The acronym stands for “regular slotted container” and it is synonymous with certain corrugated fiberboard materials that are used commonly for shipping boxes and shipping materials.
In many ways, if you saw an RSC box, you would just think of it as a plain shipping box. That’s because it is the most common shipping box in the world. Looking at the materials of the cardboard used, you will find it consists of linerboard and corrugated medium, called fluting. Linerboard is the outermost paper on both sides. It is what you see most of the time. But if you look at the edges, you will see “waves” of paper weaving back and forth, connecting the two linerboards and giving the cardboard cushioning. This is the corrugated medium. Together these have become the standard way of building boxes.

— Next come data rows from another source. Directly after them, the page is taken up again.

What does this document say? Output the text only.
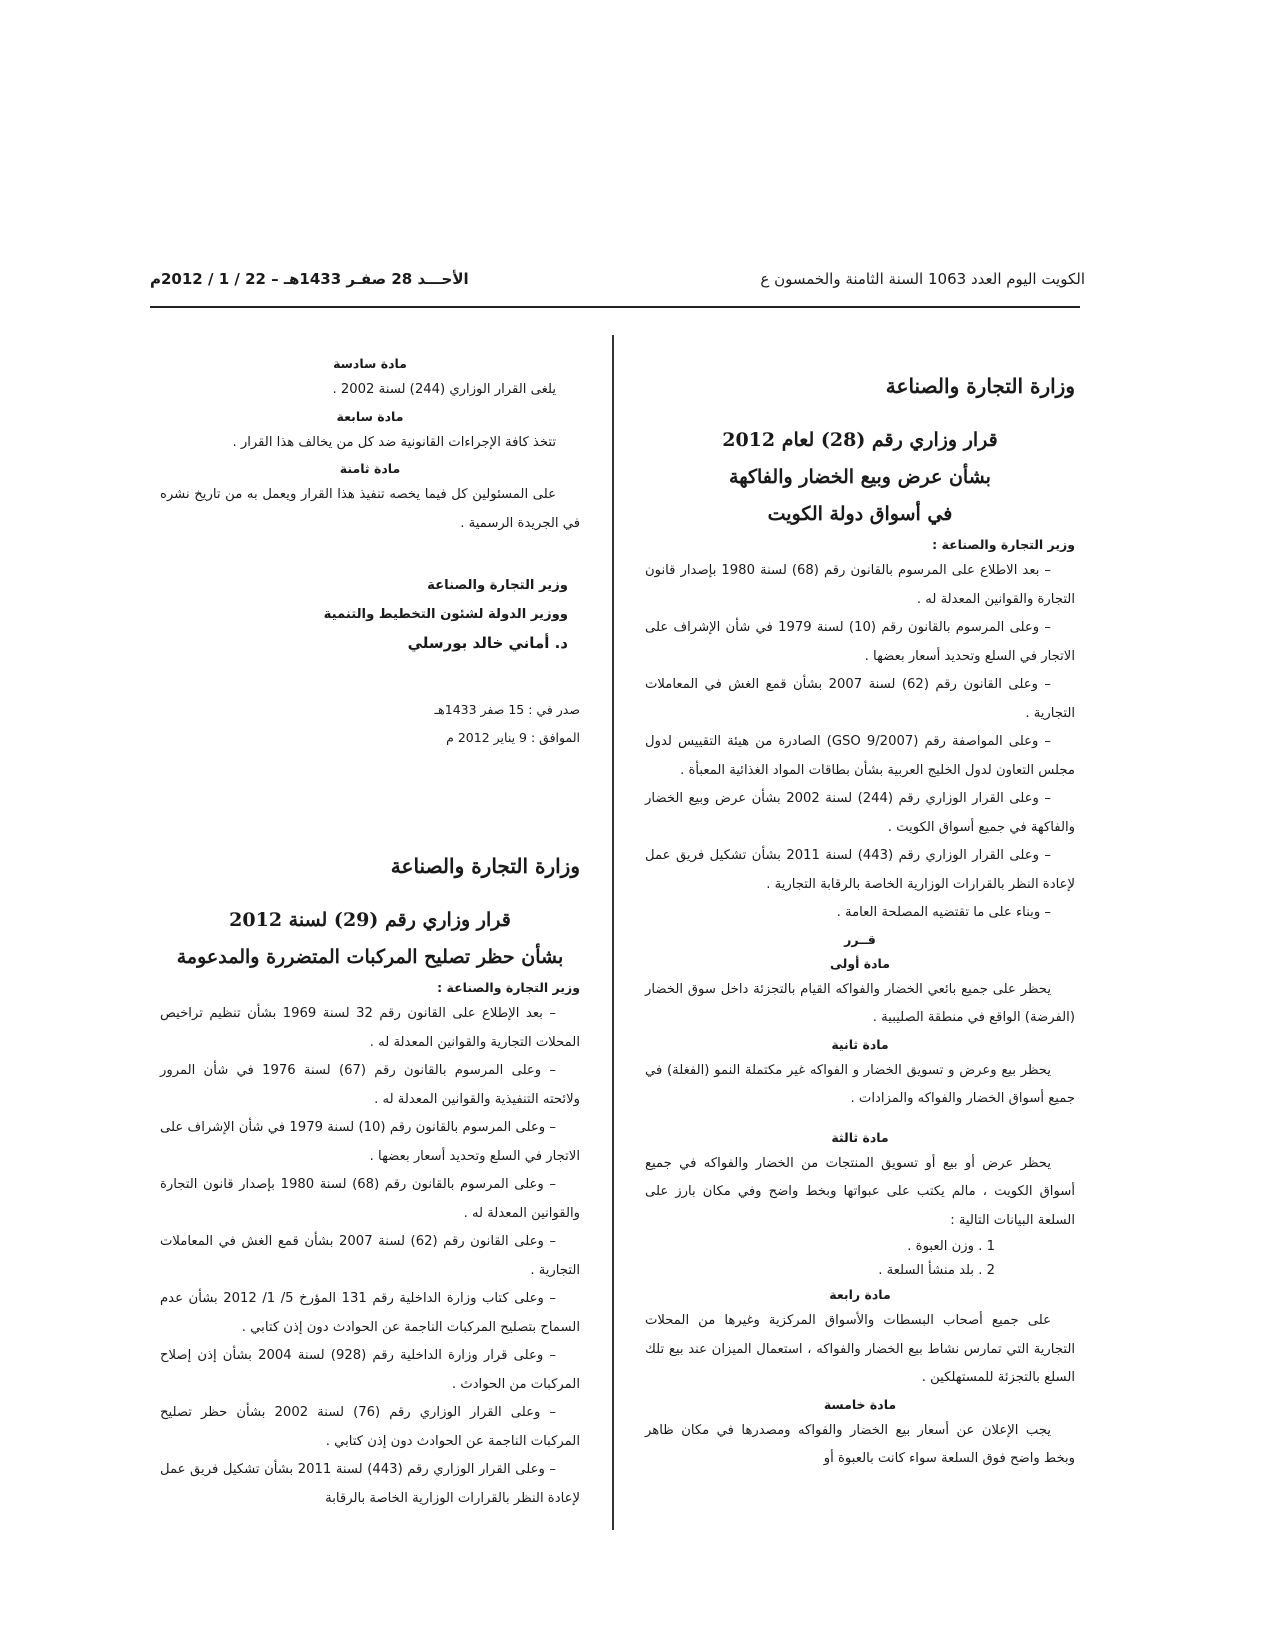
الكويت اليوم العدد 1063 السنة الثامنة والخمسون ع
الأحـــد 28 صفـر 1433هـ – 22 / 1 / 2012م
وزارة التجارة والصناعة
قرار وزاري رقم (28) لعام 2012
بشأن عرض وبيع الخضار والفاكهة
في أسواق دولة الكويت

وزير التجارة والصناعة :

– بعد الاطلاع على المرسوم بالقانون رقم (68) لسنة 1980 بإصدار قانون التجارة والقوانين المعدلة له .

– وعلى المرسوم بالقانون رقم (10) لسنة 1979 في شأن الإشراف على الاتجار في السلع وتحديد أسعار بعضها .

– وعلى القانون رقم (62) لسنة 2007 بشأن قمع الغش في المعاملات التجارية .

– وعلى المواصفة رقم (GSO 9/2007) الصادرة من هيئة التقييس لدول مجلس التعاون لدول الخليج العربية بشأن بطاقات المواد الغذائية المعبأة .

– وعلى القرار الوزاري رقم (244) لسنة 2002 بشأن عرض وبيع الخضار والفاكهة في جميع أسواق الكويت .

– وعلى القرار الوزاري رقم (443) لسنة 2011 بشأن تشكيل فريق عمل لإعادة النظر بالقرارات الوزارية الخاصة بالرقابة التجارية .

– وبناء على ما تقتضيه المصلحة العامة .

قــرر
مادة أولى

يحظر على جميع بائعي الخضار والفواكه القيام بالتجزئة داخل سوق الخضار (الفرضة) الواقع في منطقة الصليبية .

مادة ثانية

يحظر بيع وعرض و تسويق الخضار و الفواكه غير مكتملة النمو (الفغلة) في جميع أسواق الخضار والفواكه والمزادات .

مادة ثالثة

يحظر عرض أو بيع أو تسويق المنتجات من الخضار والفواكه في جميع أسواق الكويت ، مالم يكتب على عبواتها وبخط واضح وفي مكان بارز على السلعة البيانات التالية :

1 . وزن العبوة .

2 . بلد منشأ السلعة .

مادة رابعة

على جميع أصحاب البسطات والأسواق المركزية وغيرها من المحلات التجارية التي تمارس نشاط بيع الخضار والفواكه ، استعمال الميزان عند بيع تلك السلع بالتجزئة للمستهلكين .

مادة خامسة

يجب الإعلان عن أسعار بيع الخضار والفواكه ومصدرها في مكان ظاهر وبخط واضح فوق السلعة سواء كانت بالعبوة أو

مادة سادسة

يلغى القرار الوزاري (244) لسنة 2002 .

مادة سابعة

تتخذ كافة الإجراءات القانونية ضد كل من يخالف هذا القرار .

مادة ثامنة

على المسئولين كل فيما يخصه تنفيذ هذا القرار ويعمل به من تاريخ نشره في الجريدة الرسمية .

وزير التجارة والصناعة

ووزير الدولة لشئون التخطيط والتنمية

د. أماني خالد بورسلي

صدر في : 15 صفر 1433هـ

الموافق : 9 يناير 2012 م

وزارة التجارة والصناعة
قرار وزاري رقم (29) لسنة 2012
بشأن حظر تصليح المركبات المتضررة والمدعومة

وزير التجارة والصناعة :

– بعد الإطلاع على القانون رقم 32 لسنة 1969 بشأن تنظيم تراخيص المحلات التجارية والقوانين المعدلة له .

– وعلى المرسوم بالقانون رقم (67) لسنة 1976 في شأن المرور ولائحته التنفيذية والقوانين المعدلة له .

– وعلى المرسوم بالقانون رقم (10) لسنة 1979 في شأن الإشراف على الاتجار في السلع وتحديد أسعار بعضها .

– وعلى المرسوم بالقانون رقم (68) لسنة 1980 بإصدار قانون التجارة والقوانين المعدلة له .

– وعلى القانون رقم (62) لسنة 2007 بشأن قمع الغش في المعاملات التجارية .

– وعلى كتاب وزارة الداخلية رقم 131 المؤرخ 5/ 1/ 2012 بشأن عدم السماح بتصليح المركبات الناجمة عن الحوادث دون إذن كتابي .

– وعلى قرار وزارة الداخلية رقم (928) لسنة 2004 بشأن إذن إصلاح المركبات من الحوادث .

– وعلى القرار الوزاري رقم (76) لسنة 2002 بشأن حظر تصليح المركبات الناجمة عن الحوادث دون إذن كتابي .

– وعلى القرار الوزاري رقم (443) لسنة 2011 بشأن تشكيل فريق عمل لإعادة النظر بالقرارات الوزارية الخاصة بالرقابة
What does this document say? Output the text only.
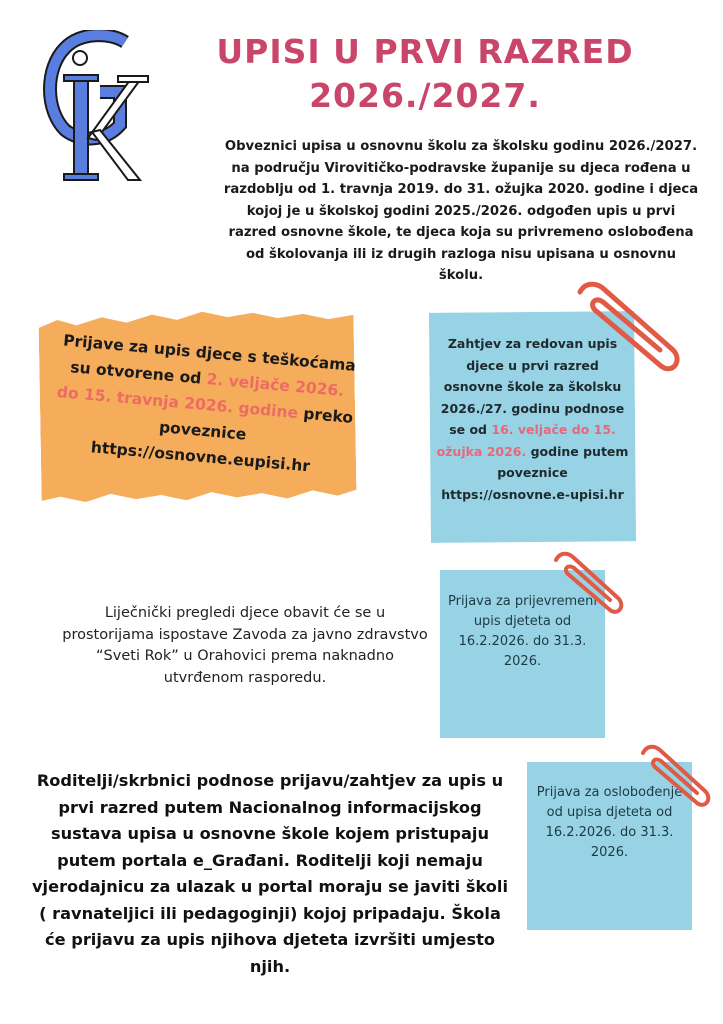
UPISI U PRVI RAZRED
2026./2027.
Obveznici upisa u osnovnu školu za školsku godinu 2026./2027. na području Virovitičko-podravske županije su djeca rođena u razdoblju od 1. travnja 2019. do 31. ožujka 2020. godine i djeca kojoj je u školskoj godini 2025./2026. odgođen upis u prvi razred osnovne škole, te djeca koja su privremeno oslobođena od školovanja ili iz drugih razloga nisu upisana u osnovnu školu.
Prijave za upis djece s teškoćama su otvorene od 2. veljače 2026. do 15. travnja 2026. godine preko poveznice https://osnovne.eupisi.hr
Zahtjev za redovan upis djece u prvi razred osnovne škole za školsku 2026./27. godinu podnose se od 16. veljače do 15. ožujka 2026. godine putem poveznice https://osnovne.e-upisi.hr
Liječnički pregledi djece obavit će se u prostorijama ispostave Zavoda za javno zdravstvo “Sveti Rok” u Orahovici prema naknadno utvrđenom rasporedu.
Prijava za prijevremeni upis djeteta od 16.2.2026. do 31.3. 2026.
Roditelji/skrbnici podnose prijavu/zahtjev za upis u prvi razred putem Nacionalnog informacijskog sustava upisa u osnovne škole kojem pristupaju putem portala e_Građani. Roditelji koji nemaju vjerodajnicu za ulazak u portal moraju se javiti školi ( ravnateljici ili pedagoginji) kojoj pripadaju. Škola će prijavu za upis njihova djeteta izvršiti umjesto njih.
Prijava za oslobođenje od upisa djeteta od 16.2.2026. do 31.3. 2026.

Along with the way of constructing the cardboard itself, there is a standard way of constructing a box so that it is efficient for shipping. This results in the common way we see most RSC boxes, which is with one flap on each side, all with the ability to fold in and create that additional side of the box. Again, this is so common, most people do not give it a second thought that this is an efficient way to make a box and allow it to be taped up and shipped.
In mathematics and geometry, the way an RSC box is constructed would be called a net. A net of a polyhedron is a set of polygons that are connected by their edges that, when folded along those edges, they become a 3-dimensional shape. The net that becomes a common RSC box is the most recognizable, but common, simple ones that create a pyramid can also be quickly placed by the normal eyes. Of course, nets of polydrons can become much more complex. It can become quite the math game to guess from a net what type of polyhedron it will create.
What is common in shipping is to create a custom RSC box for a company or organization because these boxes have become so universal and homogenous. Have your company put your name and logo on them and you’ve added a bit of professionalism to a necessary step in the everyday business world: shipping and deliveries.
Every so often you may find a company looking outside the common RSC boxes and creating custom boxes that go outside the norm. Imagine a custom box that is still a net of a polyhedron when flat, but as you begin to fold the flaps, suddenly you have a dodecahedron or some other unusual shape that may be a bit of a trick to stack and ship, but who knows, it may just get people’s attention.